Lesson pacing goes hand in hand with effective lesson design. Effective lessons place the learner at the center of the learning process. A well-known research-based strategy to follow is the “ten-two” rule for lesson effectiveness. Students should receive no more than ten minutes of teacher-directed or teacher-presented content before they are given a chance to discuss, interpret, debate, or apply it. Keeping this lesson design in mind, opportunities for student reflection is an important part in lesson pacing. In other words, less Teacher Talk and more Student Talk. So, what are some ways to make every minute count when planning lessons?
4 Top Pacing Strategies
- Get organized – By getting your teacher materials ready, you can keep the lesson flow going. Have any handouts ready to be handed out or ready to upload so students can access quickly. Alternatively, project your screen for students to watch or read from. For younger students, materials such as glue, scissors, crayons should be available in a central location for student access.

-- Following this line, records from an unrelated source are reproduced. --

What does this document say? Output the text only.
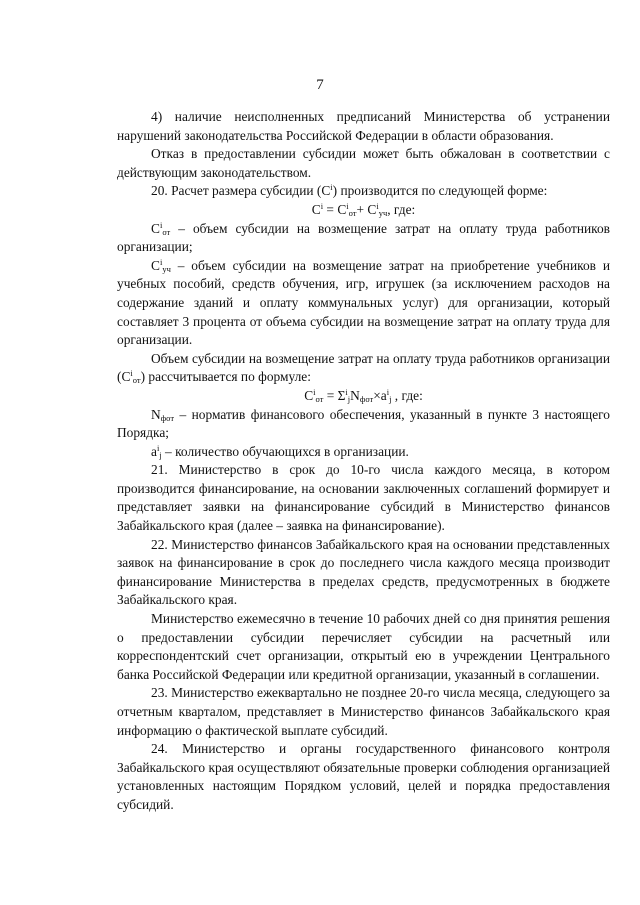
7

4) наличие неисполненных предписаний Министерства об устранении нарушений законодательства Российской Федерации в области образования.

Отказ в предоставлении субсидии может быть обжалован в соответствии с действующим законодательством.

20. Расчет размера субсидии $(С^i)$ производится по следующей форме:

$С^i = С^i_{от}+ С^i_{уч}$, где:

$С^i_{от}$ – объем субсидии на возмещение затрат на оплату труда работников организации;

$С^i_{уч}$ – объем субсидии на возмещение затрат на приобретение учебников и учебных пособий, средств обучения, игр, игрушек (за исключением расходов на содержание зданий и оплату коммунальных услуг) для организации, который составляет 3 процента от объема субсидии на возмещение затрат на оплату труда для организации.

Объем субсидии на возмещение затрат на оплату труда работников организации $(С^i_{от})$ рассчитывается по формуле:

$С^i_{от} = \Sigma^i_jN_{фот}\times a^i_j$ , где:

$N_{фот}$ – норматив финансового обеспечения, указанный в пункте 3 настоящего Порядка;

$a^i_j$ – количество обучающихся в организации.

21. Министерство в срок до 10-го числа каждого месяца, в котором производится финансирование, на основании заключенных соглашений формирует и представляет заявки на финансирование субсидий в Министерство финансов Забайкальского края (далее – заявка на финансирование).

22. Министерство финансов Забайкальского края на основании представленных заявок на финансирование в срок до последнего числа каждого месяца производит финансирование Министерства в пределах средств, предусмотренных в бюджете Забайкальского края.

Министерство ежемесячно в течение 10 рабочих дней со дня принятия решения о предоставлении субсидии перечисляет субсидии на расчетный или корреспондентский счет организации, открытый ею в учреждении Центрального банка Российской Федерации или кредитной организации, указанный в соглашении.

23. Министерство ежеквартально не позднее 20-го числа месяца, следующего за отчетным кварталом, представляет в Министерство финансов Забайкальского края информацию о фактической выплате субсидий.

24. Министерство и органы государственного финансового контроля Забайкальского края осуществляют обязательные проверки соблюдения организацией установленных настоящим Порядком условий, целей и порядка предоставления субсидий.
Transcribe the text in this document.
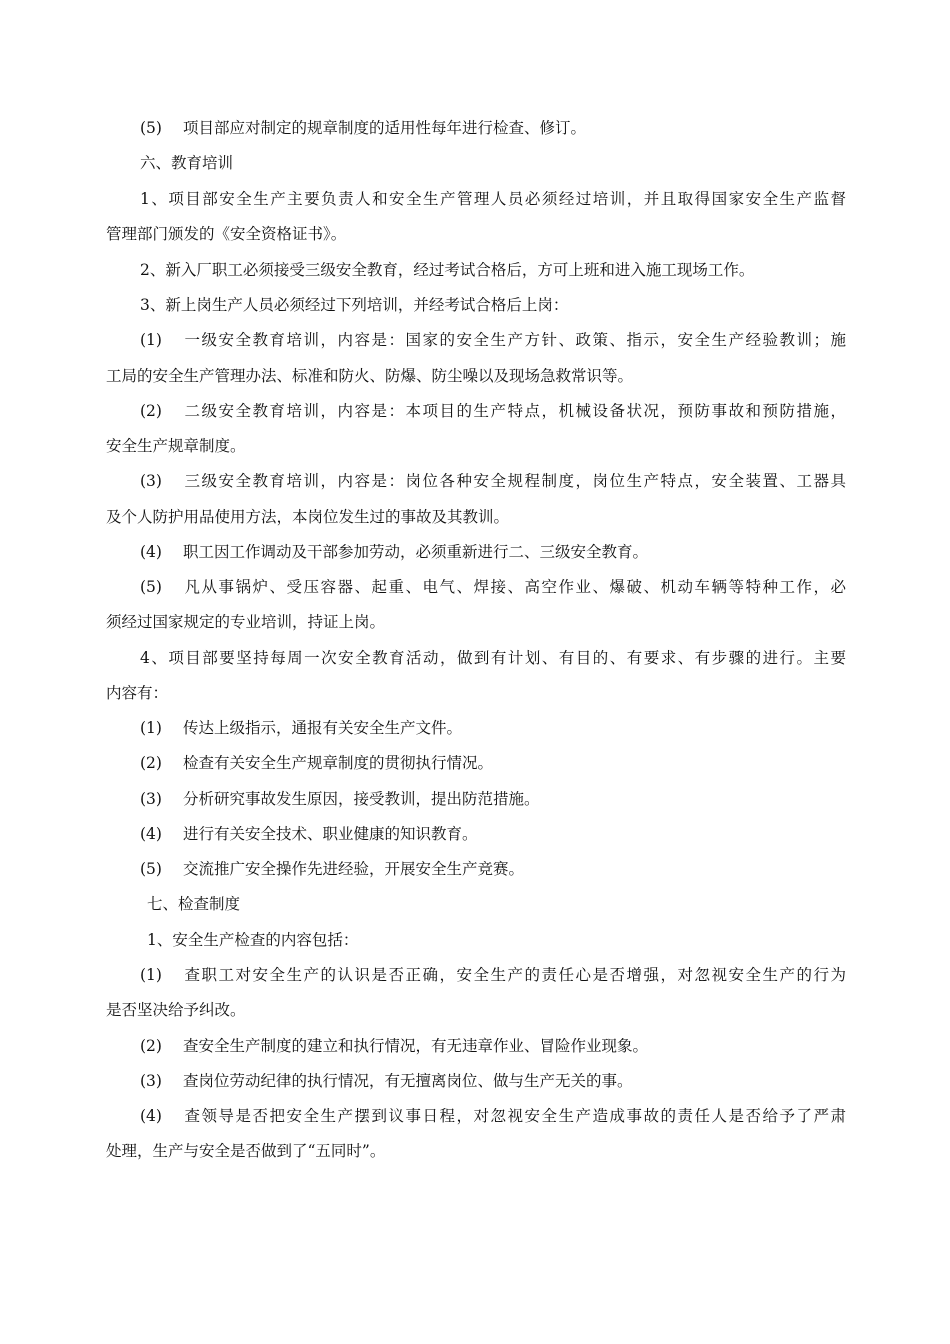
(5) 项目部应对制定的规章制度的适用性每年进行检查、修订。
六、教育培训
1、项目部安全生产主要负责人和安全生产管理人员必须经过培训，并且取得国家安全生产监督
管理部门颁发的《安全资格证书》。
2、新入厂职工必须接受三级安全教育，经过考试合格后，方可上班和进入施工现场工作。
3、新上岗生产人员必须经过下列培训，并经考试合格后上岗：
(1) 一级安全教育培训，内容是：国家的安全生产方针、政策、指示，安全生产经验教训；施
工局的安全生产管理办法、标准和防火、防爆、防尘噪以及现场急救常识等。
(2) 二级安全教育培训，内容是：本项目的生产特点，机械设备状况，预防事故和预防措施，
安全生产规章制度。
(3) 三级安全教育培训，内容是：岗位各种安全规程制度，岗位生产特点，安全装置、工器具
及个人防护用品使用方法，本岗位发生过的事故及其教训。
(4) 职工因工作调动及干部参加劳动，必须重新进行二、三级安全教育。
(5) 凡从事锅炉、受压容器、起重、电气、焊接、高空作业、爆破、机动车辆等特种工作，必
须经过国家规定的专业培训，持证上岗。
4、项目部要坚持每周一次安全教育活动，做到有计划、有目的、有要求、有步骤的进行。主要
内容有：
(1) 传达上级指示，通报有关安全生产文件。
(2) 检查有关安全生产规章制度的贯彻执行情况。
(3) 分析研究事故发生原因，接受教训，提出防范措施。
(4) 进行有关安全技术、职业健康的知识教育。
(5) 交流推广安全操作先进经验，开展安全生产竞赛。
七、检查制度
1、安全生产检查的内容包括：
(1) 查职工对安全生产的认识是否正确，安全生产的责任心是否增强，对忽视安全生产的行为
是否坚决给予纠改。
(2) 查安全生产制度的建立和执行情况，有无违章作业、冒险作业现象。
(3) 查岗位劳动纪律的执行情况，有无擅离岗位、做与生产无关的事。
(4) 查领导是否把安全生产摆到议事日程，对忽视安全生产造成事故的责任人是否给予了严肃
处理，生产与安全是否做到了“五同时”。
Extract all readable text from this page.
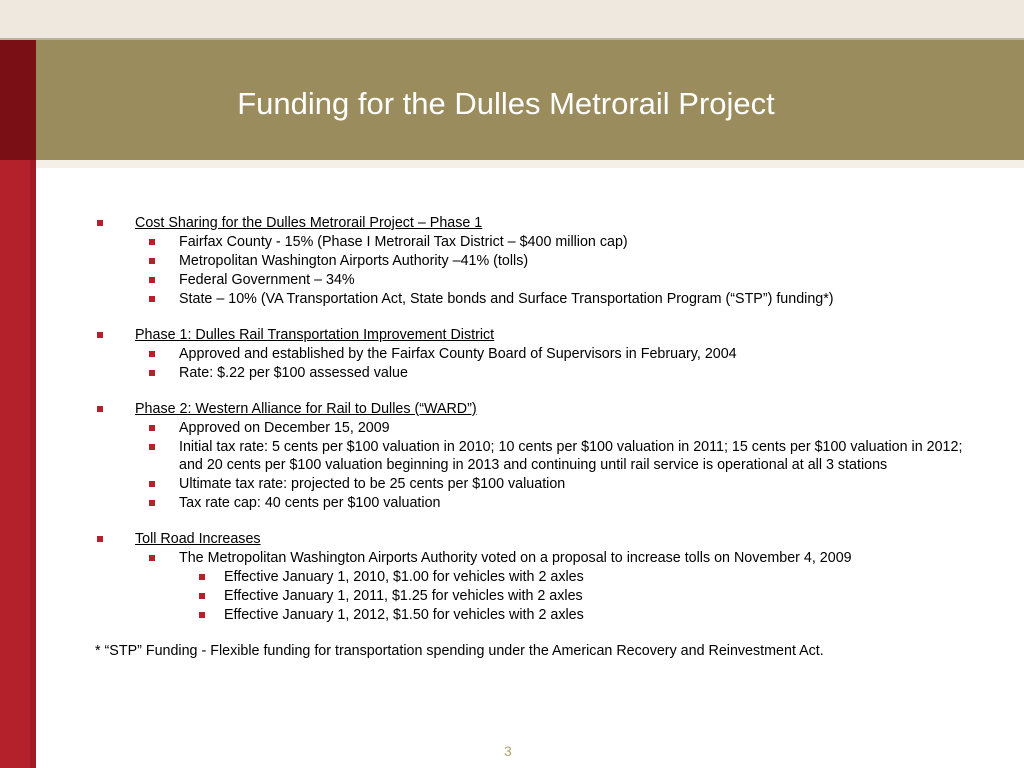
Funding for the Dulles Metrorail Project
Cost Sharing for the Dulles Metrorail Project – Phase 1
Fairfax County - 15% (Phase I Metrorail Tax District – $400 million cap)
Metropolitan Washington Airports Authority –41% (tolls)
Federal Government – 34%
State – 10% (VA Transportation Act, State bonds and Surface Transportation Program (“STP”) funding*)
Phase 1: Dulles Rail Transportation Improvement District
Approved and established by the Fairfax County Board of Supervisors in February, 2004
Rate: $.22 per $100 assessed value
Phase 2: Western Alliance for Rail to Dulles (“WARD”)
Approved on December 15, 2009
Initial tax rate: 5 cents per $100 valuation in 2010; 10 cents per $100 valuation in 2011; 15 cents per $100 valuation in 2012; and 20 cents per $100 valuation beginning in 2013 and continuing until rail service is operational at all 3 stations
Ultimate tax rate: projected to be 25 cents per $100 valuation
Tax rate cap: 40 cents per $100 valuation
Toll Road Increases
The Metropolitan Washington Airports Authority voted on a proposal to increase tolls on November 4, 2009
Effective January 1, 2010, $1.00 for vehicles with 2 axles
Effective January 1, 2011, $1.25 for vehicles with 2 axles
Effective January 1, 2012, $1.50 for vehicles with 2 axles
* “STP” Funding - Flexible funding for transportation spending under the American Recovery and Reinvestment Act.
3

- Use Visual Cues – To keep students engaged or on track, directions should be presented visually. This will save you both energy and time repeating directions multiple times. Oral directions are not ideal for all learning styles.
- Consider teaching styles and strategies – Choose the most effective teaching style or strategy based on the topic or type of lesson. Combine that with the most effective learning style of your students. “One size does not fit all”, so do not be afraid to mix multiple styles into a lesson. See post below.
- Use timing cues – Create a sense of urgency and value your lesson time. Work diligently through the lesson and be “aware” when you are wasting time from the task. Adjusting your pacing, should be used when additional thinking time is needed. Digital clocks and/or post its with “time checks” in your lesson design will help you keep on schedule.
Learning occurs in day to day activities. So, look for and create learning opportunities throughout your day. Stay safe and be well.